Más allá de lo cómico de la anécdota, asoma la nariz en forma de caricatura eso que solemos llamar en nuestro dialecto: “resistencia al cambio”, un tema sobre el que hacemos aspavientos y al que acusamos, con bastante razón, de muchos de los problemas que arrastramos en la vida consagrada, sin muchos resultados aparentes de enmienda y solución. Tenía pensado decir algo sobre ello, uniéndome al desgarramiento de vestiduras ante nuestra pecaminosa pesadez, pero se me han cruzado por el camino los personajes de aquella parábola de Jesús (Lc 13,6-9): una higuera plantada en medio de una viña, instalada al parecer en su cómoda costumbre de no dar fruto; el propietario harto de su esterilidad que decide mandarla a paseo y ordenar que la corten; el viñador que inexplicablemente encariñado con ella, la defiende, busca argumentos a su favor y promete someterla a cuidados intensivos.

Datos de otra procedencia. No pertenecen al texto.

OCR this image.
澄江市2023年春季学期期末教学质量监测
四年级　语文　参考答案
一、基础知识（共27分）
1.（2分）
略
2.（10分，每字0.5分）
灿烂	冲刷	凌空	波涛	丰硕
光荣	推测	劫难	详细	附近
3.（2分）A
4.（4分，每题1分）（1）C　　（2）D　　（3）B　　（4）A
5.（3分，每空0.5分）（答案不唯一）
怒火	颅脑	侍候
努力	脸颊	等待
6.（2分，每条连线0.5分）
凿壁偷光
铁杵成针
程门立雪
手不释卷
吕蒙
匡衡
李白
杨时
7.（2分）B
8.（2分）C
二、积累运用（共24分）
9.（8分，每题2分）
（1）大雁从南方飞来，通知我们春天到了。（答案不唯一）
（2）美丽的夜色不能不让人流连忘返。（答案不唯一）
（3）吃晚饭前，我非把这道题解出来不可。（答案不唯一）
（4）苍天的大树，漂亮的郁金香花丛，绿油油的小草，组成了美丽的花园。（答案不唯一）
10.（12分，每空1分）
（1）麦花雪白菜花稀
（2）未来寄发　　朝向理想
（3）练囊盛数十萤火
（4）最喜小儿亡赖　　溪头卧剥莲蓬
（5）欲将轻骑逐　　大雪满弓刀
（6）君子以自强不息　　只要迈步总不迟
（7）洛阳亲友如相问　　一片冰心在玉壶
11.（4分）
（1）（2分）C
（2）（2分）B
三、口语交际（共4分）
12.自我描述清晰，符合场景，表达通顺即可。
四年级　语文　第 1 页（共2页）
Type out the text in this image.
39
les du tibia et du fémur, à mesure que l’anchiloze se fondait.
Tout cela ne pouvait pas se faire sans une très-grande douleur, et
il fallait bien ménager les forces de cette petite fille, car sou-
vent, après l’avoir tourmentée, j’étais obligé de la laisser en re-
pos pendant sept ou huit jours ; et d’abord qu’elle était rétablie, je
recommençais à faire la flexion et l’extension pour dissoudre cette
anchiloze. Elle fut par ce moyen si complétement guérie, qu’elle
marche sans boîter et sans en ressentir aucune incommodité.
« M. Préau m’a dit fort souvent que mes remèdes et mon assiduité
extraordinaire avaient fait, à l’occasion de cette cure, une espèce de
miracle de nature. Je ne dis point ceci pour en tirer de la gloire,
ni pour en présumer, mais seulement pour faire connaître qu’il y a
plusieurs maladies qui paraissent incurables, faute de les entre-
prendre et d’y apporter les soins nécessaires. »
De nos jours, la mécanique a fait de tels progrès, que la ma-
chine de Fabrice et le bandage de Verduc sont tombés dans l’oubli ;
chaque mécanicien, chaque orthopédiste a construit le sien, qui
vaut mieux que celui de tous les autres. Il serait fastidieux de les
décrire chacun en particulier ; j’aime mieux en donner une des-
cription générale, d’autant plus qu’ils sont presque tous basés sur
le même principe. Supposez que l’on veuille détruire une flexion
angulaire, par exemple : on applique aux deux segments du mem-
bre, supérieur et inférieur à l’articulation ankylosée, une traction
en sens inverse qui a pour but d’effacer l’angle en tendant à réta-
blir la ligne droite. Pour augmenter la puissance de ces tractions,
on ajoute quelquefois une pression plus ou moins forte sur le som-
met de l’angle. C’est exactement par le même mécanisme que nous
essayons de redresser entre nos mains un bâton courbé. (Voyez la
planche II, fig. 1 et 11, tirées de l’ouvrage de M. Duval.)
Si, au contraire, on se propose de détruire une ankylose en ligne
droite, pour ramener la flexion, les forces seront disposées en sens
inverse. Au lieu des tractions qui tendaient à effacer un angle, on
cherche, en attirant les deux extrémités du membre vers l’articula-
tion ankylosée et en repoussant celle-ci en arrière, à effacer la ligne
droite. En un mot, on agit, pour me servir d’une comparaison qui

Y yo, que tantas veces me he visto a mí misma con mirada intransigente de falsa propietaria y he emitido sentencias implacables tipo “lo-tuyo-es-un-caso-perdido” o “a-tu-edad-no-tienes-remedio-chica”, me he sentido de pronto bajo la mirada de un Viñador (¿cómo no escribirlo con mayúscula?) que apuesta por mí, confía en mis posibilidades y me habla de cambio y de nuevo comienzo.
¿Cómo no intentar practicar esa misma mirada sobre este colectivo de “higueras-de-pocos-higos”, plantadas en la viña de la vida consagrada? Es verdad que a ratos somos un poco decepcionantes: ni cumplimos con las expectativas eclesiales que prometíamos, ni damos los resultados que cabría esperar de nosotros. Y encima se nos ha contagiado la intransigente conjuntivitis del propietario y calificamos como “higuera mustia” los tiempos que nos toca vivir, la Iglesia, la congregación o la comunidad concreta a la que pertenecemos. Desde ahí nos apuntamos a la banda sonora tipo: “el mundo va a la deriva y se aleja irremediablemente de Dios”; “la gente no quiere saber nada de religión”; “como congregación hemos perdido ya el tren del futuro”; “esta comunidad mía no tiene arreglo”; “sé que tengo defectos, pero a mi edad ya es imposible cambiar”; “con tal persona no hay nada que hacer”; “yo ya no participo en reuniones ni asambleas, total para qué si no sirven de nada…”.
Urge sabernos personalmente mirados por los ojos del Viñador y adiestrarnos también nosotros en esa forma suya de contemplar la realidad. Siendo conscientes de que, si conseguimos reaccionar con su misma terca paciencia, no será cosa nuestra sino de ese incomprensible amor suyo que nunca se retira.